What Each System Is For
SIEM (Security Information & Event Management)
- Real-time security analytics, correlation, alerting, investigations, and case workflow
- Integrates threat intelligence and maps detections to adversary behaviours (MITRE ATT&CK)
- Optimised for high-fidelity, security-relevant signals that drive detection and response
Log Management / Observability
- Collection, storage, search, dashboards, and long-term retention for operational and audit needs
- Ideal for verbose telemetry: success auths, health/heartbeat, component logs, metrics, and traces
- Optimised for cost-efficient storage and broad analytics — not real-time threat correlation
Routing Pattern: Put Data Where It Creates the Most Value
Adopt a tiered routing strategy at the pipeline or agent layer. Keep identity, endpoint, network-security, and cloud control-plane events that power detections in SIEM hot storage; send verbose operational logs to log management with lifecycle policies. Enrich at the edge so your detections stay precise while volumes stay lean.
Decision Checklist: Does This Event Belong in SIEM?
- Detection mapping: Is the event referenced by a current or planned detection/use case (ideally ATT&CK-mapped)? If no — default to log management.
- Investigation value: Does the field set materially advance triage/root cause within T+24h of an alert?
- Regulatory requirement: If retention is mandated but detection value is low, store outside SIEM with controlled recall.
- Duplication: Is the same signal represented by another, cleaner source?

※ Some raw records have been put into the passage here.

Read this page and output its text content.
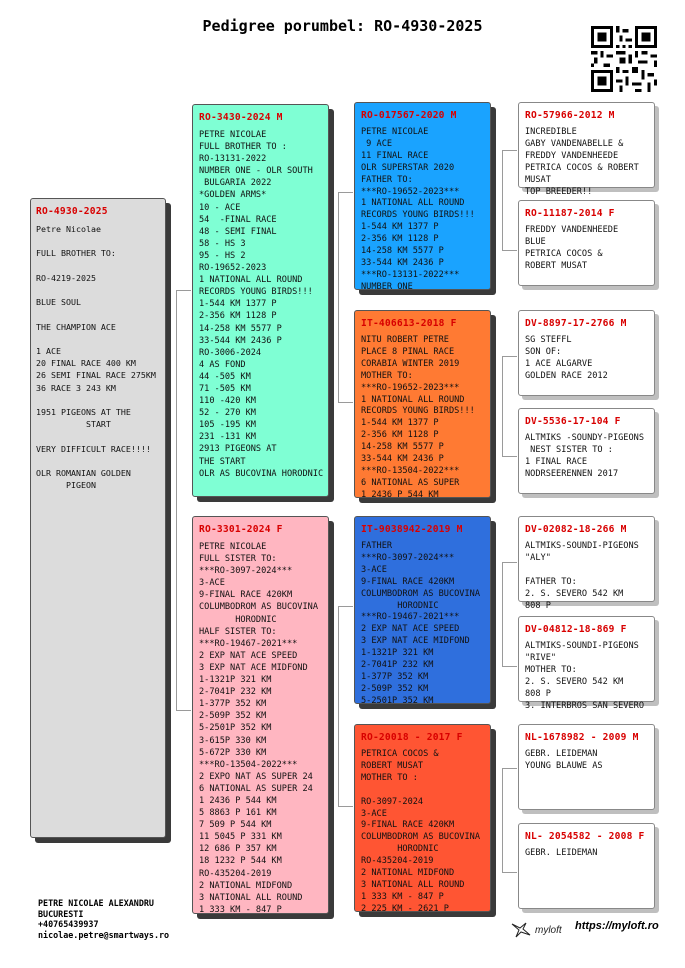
Pedigree porumbel: RO-4930-2025
RO-4930-2025
Petre Nicolae

FULL BROTHER TO:

RO-4219-2025

BLUE SOUL

THE CHAMPION ACE

1 ACE
20 FINAL RACE 400 KM
26 SEMI FINAL RACE 275KM
36 RACE 3 243 KM

1951 PIGEONS AT THE
START

VERY DIFFICULT RACE!!!!

OLR ROMANIAN GOLDEN
PIGEON
RO-3430-2024 M
PETRE NICOLAE
FULL BROTHER TO :
RO-13131-2022
NUMBER ONE - OLR SOUTH
BULGARIA 2022
*GOLDEN ARMS*
10 - ACE
54  -FINAL RACE
48 - SEMI FINAL
58 - HS 3
95 - HS 2
RO-19652-2023
1 NATIONAL ALL ROUND
RECORDS YOUNG BIRDS!!!
1-544 KM 1377 P
2-356 KM 1128 P
14-258 KM 5577 P
33-544 KM 2436 P
RO-3006-2024
4 AS FOND
44 -505 KM
71 -505 KM
110 -420 KM
52 - 270 KM
105 -195 KM
231 -131 KM
2913 PIGEONS AT
THE START
OLR AS BUCOVINA HORODNIC
RO-3301-2024 F
PETRE NICOLAE
FULL SISTER TO:
***RO-3097-2024***
3-ACE
9-FINAL RACE 420KM
COLUMBODROM AS BUCOVINA
HORODNIC
HALF SISTER TO:
***RO-19467-2021***
2 EXP NAT ACE SPEED
3 EXP NAT ACE MIDFOND
1-1321P 321 KM
2-7041P 232 KM
1-377P 352 KM
2-509P 352 KM
5-2501P 352 KM
3-615P 330 KM
5-672P 330 KM
***RO-13504-2022***
2 EXPO NAT AS SUPER 24
6 NATIONAL AS SUPER 24
1 2436 P 544 KM
5 8863 P 161 KM
7 509 P 544 KM
11 5045 P 331 KM
12 686 P 357 KM
18 1232 P 544 KM
RO-435204-2019
2 NATIONAL MIDFOND
3 NATIONAL ALL ROUND
1 333 KM - 847 P
RO-017567-2020 M
PETRE NICOLAE
9 ACE
11 FINAL RACE
OLR SUPERSTAR 2020
FATHER TO:
***RO-19652-2023***
1 NATIONAL ALL ROUND
RECORDS YOUNG BIRDS!!!
1-544 KM 1377 P
2-356 KM 1128 P
14-258 KM 5577 P
33-544 KM 2436 P
***RO-13131-2022***
NUMBER ONE
IT-406613-2018 F
NITU ROBERT PETRE
PLACE 8 PINAL RACE
CORABIA WINTER 2019
MOTHER TO:
***RO-19652-2023***
1 NATIONAL ALL ROUND
RECORDS YOUNG BIRDS!!!
1-544 KM 1377 P
2-356 KM 1128 P
14-258 KM 5577 P
33-544 KM 2436 P
***RO-13504-2022***
6 NATIONAL AS SUPER
1 2436 P 544 KM
IT-9038942-2019 M
FATHER
***RO-3097-2024***
3-ACE
9-FINAL RACE 420KM
COLUMBODROM AS BUCOVINA
HORODNIC
***RO-19467-2021***
2 EXP NAT ACE SPEED
3 EXP NAT ACE MIDFOND
1-1321P 321 KM
2-7041P 232 KM
1-377P 352 KM
2-509P 352 KM
5-2501P 352 KM
RO-20018 - 2017 F
PETRICA COCOS &
ROBERT MUSAT
MOTHER TO :

RO-3097-2024
3-ACE
9-FINAL RACE 420KM
COLUMBODROM AS BUCOVINA
HORODNIC
RO-435204-2019
2 NATIONAL MIDFOND
3 NATIONAL ALL ROUND
1 333 KM - 847 P
2 225 KM - 2621 P
RO-57966-2012 M
INCREDIBLE
GABY VANDENABELLE &
FREDDY VANDENHEEDE
PETRICA COCOS & ROBERT
MUSAT
TOP BREEDER!!
RO-11187-2014 F
FREDDY VANDENHEEDE
BLUE
PETRICA COCOS &
ROBERT MUSAT
DV-8897-17-2766 M
SG STEFFL
SON OF:
1 ACE ALGARVE
GOLDEN RACE 2012
DV-5536-17-104 F
ALTMIKS -SOUNDY-PIGEONS
NEST SISTER TO :
1 FINAL RACE
NODRSEERENNEN 2017
DV-02082-18-266 M
ALTMIKS-SOUNDI-PIGEONS
"ALY"

FATHER TO:
2. S. SEVERO 542 KM
808 P
DV-04812-18-869 F
ALTMIKS-SOUNDI-PIGEONS
"RIVE"
MOTHER TO:
2. S. SEVERO 542 KM
808 P
3. INTERBROS SAN SEVERO
NL-1678982 - 2009 M
GEBR. LEIDEMAN
YOUNG BLAUWE AS
NL- 2054582 - 2008 F
GEBR. LEIDEMAN
PETRE NICOLAE ALEXANDRU
BUCURESTI
+40765439937
nicolae.petre@smartways.ro	myloft https://myloft.ro
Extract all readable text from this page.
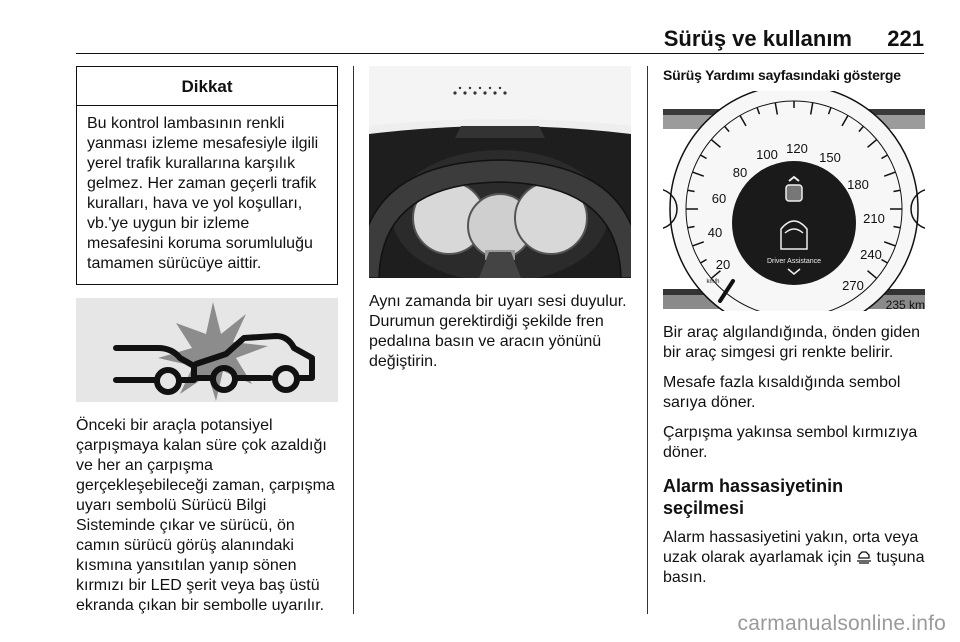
Sürüş ve kullanım 221
Dikkat
Bu kontrol lambasının renkli yanması izleme mesafesiyle ilgili yerel trafik kurallarına karşılık gelmez. Her zaman geçerli trafik kuralları, hava ve yol koşulları, vb.'ye uygun bir izleme mesafesini koruma sorumluluğu tamamen sürücüye aittir.

Önceki bir araçla potansiyel çarpışmaya kalan süre çok azaldığı ve her an çarpışma gerçekleşebileceği zaman, çarpışma uyarı sembolü Sürücü Bilgi Sisteminde çıkar ve sürücü, ön camın sürücü görüş alanındaki kısmına yansıtılan yanıp sönen kırmızı bir LED şerit veya baş üstü ekranda çıkan bir sembolle uyarılır.

Aynı zamanda bir uyarı sesi duyulur. Durumun gerektirdiği şekilde fren pedalına basın ve aracın yönünü değiştirin.

Sürüş Yardımı sayfasındaki gösterge

20
40
60
80
100 120
150
180
210
240
270
km/h
Driver Assistance
235 km

Bir araç algılandığında, önden giden bir araç simgesi gri renkte belirir.

Mesafe fazla kısaldığında sembol sarıya döner.

Çarpışma yakınsa sembol kırmızıya döner.

Alarm hassasiyetinin seçilmesi

Alarm hassasiyetini yakın, orta veya uzak olarak ayarlamak için tuşuna basın.

carmanualsonline.info
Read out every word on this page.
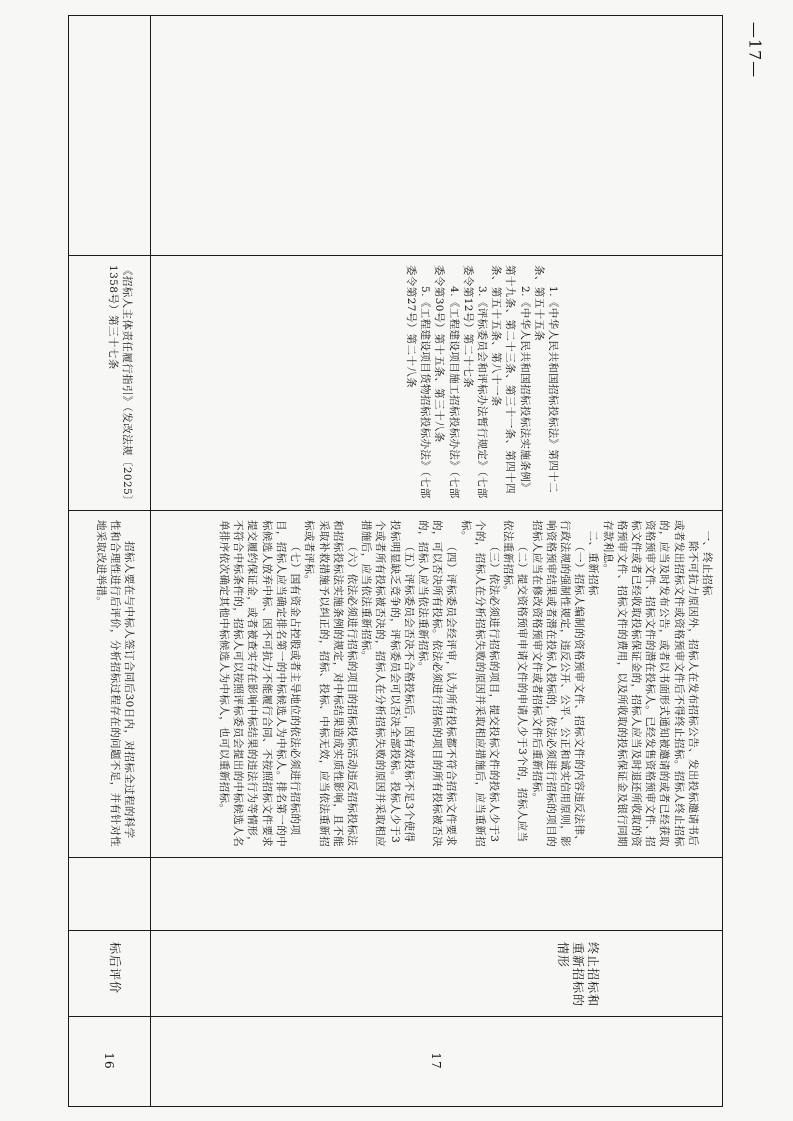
—17—
16
标后评价

招标人要在与中标人签订合同后30日内，对招标全过程的科学性和合理性进行后评价，分析招标过程存在的问题不足，并有针对性地采取改进举措。

《招标人主体责任履行指引》（发改法规〔2025〕1358号）第三十七条

17
终止招标和重新招标的情形

一、终止招标

除不可抗力原因外，招标人在发布招标公告、发出投标邀请书后或者发出招标文件或资格预审文件后不得终止招标。招标人终止招标的，应当及时发布公告，或者以书面形式通知被邀请的或者已经获取资格预审文件、招标文件的潜在投标人。已经发售资格预审文件、招标文件或者已经收取投标保证金的，招标人应当及时退还所收取的资格预审文件、招标文件的费用，以及所收取的投标保证金及银行同期存款利息。

二、重新招标

（一）招标人编制的资格预审文件、招标文件的内容违反法律、行政法规的强制性规定，违反公开、公平、公正和诚实信用原则，影响资格预审结果或者潜在投标人投标的，依法必须进行招标的项目的招标人应当在修改资格预审文件或者招标文件后重新招标。

（二）提交资格预审申请文件的申请人少于3个的，招标人应当依法重新招标。

（三）依法必须进行招标的项目，提交投标文件的投标人少于3个的，招标人在分析招标失败的原因并采取相应措施后，应当重新招标。

（四）评标委员会经评审，认为所有投标都不符合招标文件要求的，可以否决所有投标。依法必须进行招标的项目的所有投标被否决的，招标人应当依法重新招标。

（五）评标委员会否决不合格投标后，因有效投标不足3个使得投标明显缺乏竞争的，评标委员会可以否决全部投标。投标人少于3个或者所有投标被否决的，招标人在分析招标失败的原因并采取相应措施后，应当依法重新招标。

（六）依法必须进行招标的项目的招标投标活动违反招标投标法和招标投标法实施条例的规定，对中标结果造成实质性影响，且不能采取补救措施予以纠正的，招标、投标、中标无效，应当依法重新招标或者评标。

（七）国有资金占控股或者主导地位的依法必须进行招标的项目，招标人应当确定排名第一的中标候选人为中标人。排名第一的中标候选人放弃中标、因不可抗力不能履行合同、不按照招标文件要求提交履约保证金，或者被查实存在影响中标结果的违法行为等情形，不符合中标条件的，招标人可以按照评标委员会提出的中标候选人名单排序依次确定其他中标候选人为中标人，也可以重新招标。

1.《中华人民共和国招标投标法》第四十二条、第五十五条

2.《中华人民共和国招标投标法实施条例》第十九条、第二十三条、第三十一条、第四十四条、第五十五条、第八十一条

3.《评标委员会和评标办法暂行规定》（七部委令第12号）第二十七条

4.《工程建设项目施工招标投标办法》（七部委令第30号）第十五条、第三十八条

5.《工程建设项目货物招标投标办法》（七部委令第27号）第二十八条
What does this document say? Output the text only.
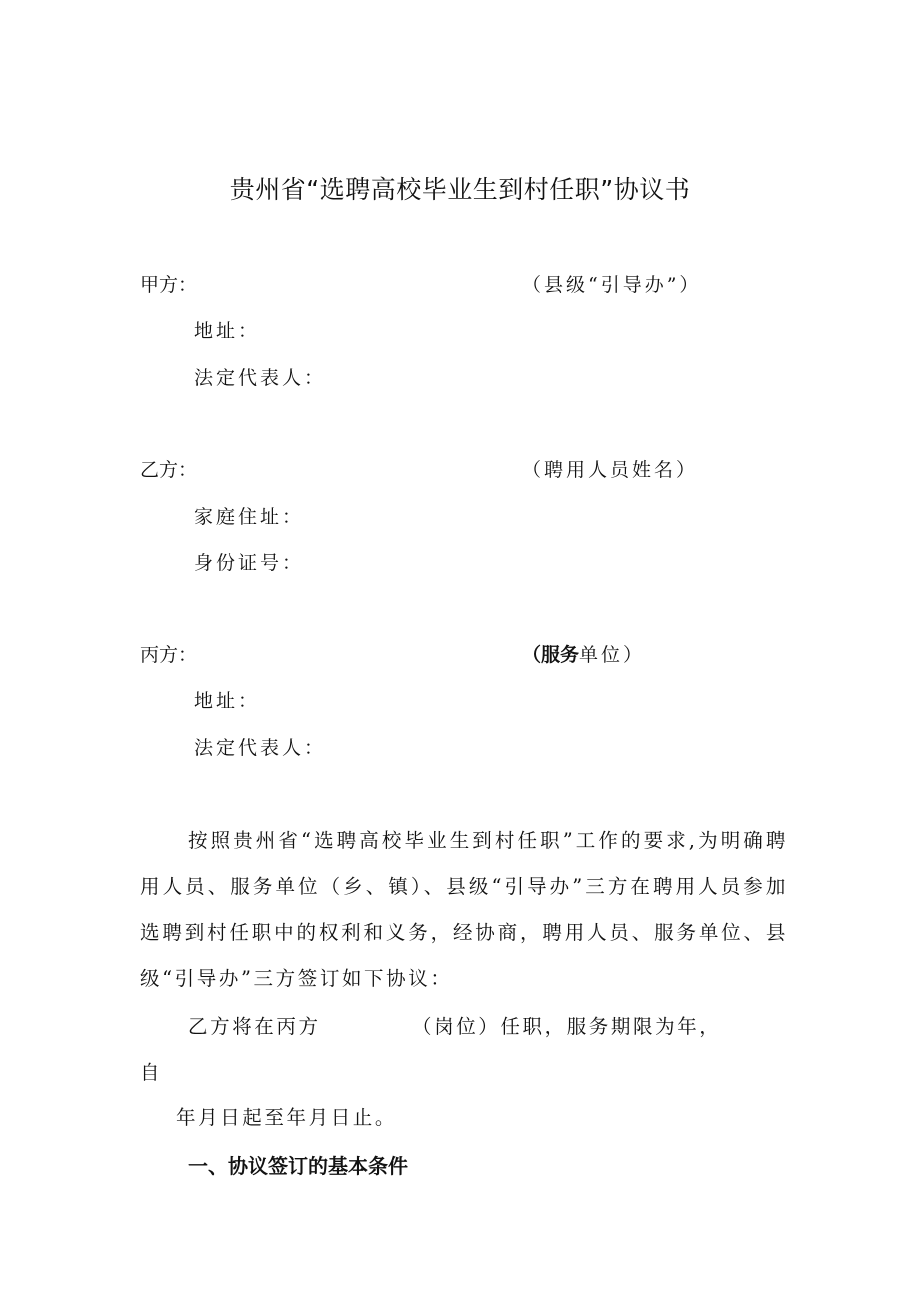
贵州省“选聘高校毕业生到村任职”协议书
甲方：	（县级“引导办”）
地址：
法定代表人：
乙方：	（聘用人员姓名）
家庭住址：
身份证号：
丙方：	（服务单位）
地址：
法定代表人：
按照贵州省“选聘高校毕业生到村任职”工作的要求,为明确聘用人员、服务单位（乡、镇）、县级“引导办”三方在聘用人员参加选聘到村任职中的权利和义务，经协商，聘用人员、服务单位、县级“引导办”三方签订如下协议：
乙方将在丙方	（岗位）任职，服务期限为年，
自
年月日起至年月日止。
一、协议签订的基本条件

Keep one; drop or summarise the rest.
- Quality score: Reject events that fail parsing, lack required keys, or violate schema standards.
Cost Levers That Don't Kill Fidelity
- Field pruning: retain only the fields referenced by detections and investigations
- Summarisation: roll up high-frequency successes (auth OK, health) into counts with first/last timestamps
- Sampling: for extremely chatty sources where full fidelity is not required
- Tiered retention: hot days, warm weeks, cold months, archive years — with restore workflows
- Schema standardisation: map to a common schema to avoid storing multiple shapes of the same data
Example Placements
Keep in SIEM (Hot)
- Auth failures, MFA challenges, privilege escalations
- Endpoint prevention / EDR alerts and process ancestry
- Network security denies, IDS/IPS alerts, east-west anomalies
- Cloud audit / control-plane changes (IAM, keys, policy updates)
Prefer Log Management
- Authentication successes at scale (summarised)
- Service health checks, component verbose/debug logs
- System performance metrics and traces
- Long-term audit copies for compliance
FAQs
Will moving data out of SIEM hurt investigations?
Not if you preserve investigative context (IDs, user/asset, timestamps) and support on-demand recall from log management or archive into the SIEM when needed.
How do I prove coverage didn't drop?
Track a simple scorecard: techniques covered, high-fidelity alert rate, false-positive rate, and mean time to detect/respond — before and after the changes.